With the policy of quantitative easing now going through three rounds since 2008 and with interest rates languishing at virtually zero in most of the industrialised world, there are real questions about whether quantitative easing has served its purpose or is too blunt and bulldozing a weapon to deal effectively with the real economic crisis, particular questions of unemployment.
Bernanke's professional obituaries are already being written on the expectation that he will step down at the end of the year. President Barack Obama effectively declared that Bernanke will go when he told a television interviewer that the Fed chief had "already stayed a lot longer than he wanted or was supposed to".
One of the world's richest financial players and respected economic commentators, Mohammed el-Erian, gave Bernanke a favourable rating in a considered article in Foreign Policy.
El-Erian summed up thus: "Bernanke will be remembered as a bold policy leader who helped avoid a global depression by courageously taking the Fed into unchartered waters using highly experimental - and highly risky - policies."

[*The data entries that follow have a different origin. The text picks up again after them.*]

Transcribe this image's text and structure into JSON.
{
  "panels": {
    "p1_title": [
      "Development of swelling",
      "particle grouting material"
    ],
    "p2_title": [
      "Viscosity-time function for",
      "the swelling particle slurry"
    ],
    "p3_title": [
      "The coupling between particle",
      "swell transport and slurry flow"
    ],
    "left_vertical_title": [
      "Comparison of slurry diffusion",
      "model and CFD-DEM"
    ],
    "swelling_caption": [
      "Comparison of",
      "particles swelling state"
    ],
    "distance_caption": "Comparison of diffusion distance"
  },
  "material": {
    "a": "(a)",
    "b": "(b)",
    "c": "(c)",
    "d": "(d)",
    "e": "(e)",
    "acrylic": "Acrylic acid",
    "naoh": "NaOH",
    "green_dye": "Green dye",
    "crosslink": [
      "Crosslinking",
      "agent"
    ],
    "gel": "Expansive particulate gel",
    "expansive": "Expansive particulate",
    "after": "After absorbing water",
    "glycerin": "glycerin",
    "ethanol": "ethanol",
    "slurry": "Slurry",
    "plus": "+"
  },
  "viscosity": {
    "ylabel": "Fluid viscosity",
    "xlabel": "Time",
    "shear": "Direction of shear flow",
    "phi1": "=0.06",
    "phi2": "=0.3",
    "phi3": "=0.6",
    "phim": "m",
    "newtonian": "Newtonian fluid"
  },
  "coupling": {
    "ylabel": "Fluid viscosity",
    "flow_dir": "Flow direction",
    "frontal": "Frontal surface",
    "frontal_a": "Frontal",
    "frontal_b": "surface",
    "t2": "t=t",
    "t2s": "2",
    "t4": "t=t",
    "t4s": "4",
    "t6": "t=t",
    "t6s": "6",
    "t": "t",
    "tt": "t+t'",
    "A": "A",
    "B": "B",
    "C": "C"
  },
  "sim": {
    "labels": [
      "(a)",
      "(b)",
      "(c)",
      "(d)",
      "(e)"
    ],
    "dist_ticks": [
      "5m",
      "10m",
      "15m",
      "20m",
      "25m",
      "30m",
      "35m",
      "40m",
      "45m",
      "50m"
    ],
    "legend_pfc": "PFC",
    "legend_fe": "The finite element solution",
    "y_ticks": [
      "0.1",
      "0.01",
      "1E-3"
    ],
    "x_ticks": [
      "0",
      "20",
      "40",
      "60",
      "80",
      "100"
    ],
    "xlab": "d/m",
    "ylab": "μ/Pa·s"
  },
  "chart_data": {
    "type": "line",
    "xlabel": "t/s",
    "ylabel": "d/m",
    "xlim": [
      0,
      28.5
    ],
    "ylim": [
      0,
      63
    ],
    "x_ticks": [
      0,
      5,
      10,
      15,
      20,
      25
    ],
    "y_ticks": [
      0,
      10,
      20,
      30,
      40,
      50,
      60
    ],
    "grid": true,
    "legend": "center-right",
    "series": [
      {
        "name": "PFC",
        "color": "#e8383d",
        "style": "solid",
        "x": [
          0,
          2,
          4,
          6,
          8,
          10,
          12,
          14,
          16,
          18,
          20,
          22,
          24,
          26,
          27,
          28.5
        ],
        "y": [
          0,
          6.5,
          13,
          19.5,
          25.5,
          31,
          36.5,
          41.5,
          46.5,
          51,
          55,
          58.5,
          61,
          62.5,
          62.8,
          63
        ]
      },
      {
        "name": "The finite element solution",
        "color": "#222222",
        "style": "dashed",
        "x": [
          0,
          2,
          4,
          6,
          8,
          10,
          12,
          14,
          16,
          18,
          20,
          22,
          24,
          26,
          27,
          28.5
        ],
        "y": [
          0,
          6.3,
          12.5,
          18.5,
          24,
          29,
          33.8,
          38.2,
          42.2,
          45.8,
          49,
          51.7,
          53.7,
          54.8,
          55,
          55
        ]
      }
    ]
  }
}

Leaving aside the glossing over of Bernanke's responsibility for helping to create the financial mess in the first place, El-Erian is surely right that "three years after pivoting from saving the imploding financial markets to explicitly targeting employment and economic growth, the Fed is no closer to winding down its experiments".
Who knows who Bernanke's successor will be and what his policies will be. And that is an important and unacknowledged problem concerning the way the world's biggest economy works.
Even before the race has started, pundits have put forward a string of names of potential successors to Bernanke.
An early favourite is Bernanke's deputy, Janet Yellen, "a small lady with a high IQ". She would be the first woman Fed chairman. At 67 when she would take over, she would probably be a single-term head.
Other front runners include former vice-chairman of the Fed Douglas Ferguson, who would be the first African-American Fed chief, or Christine Romer, formerly chairman of the Council of Economic Advisers.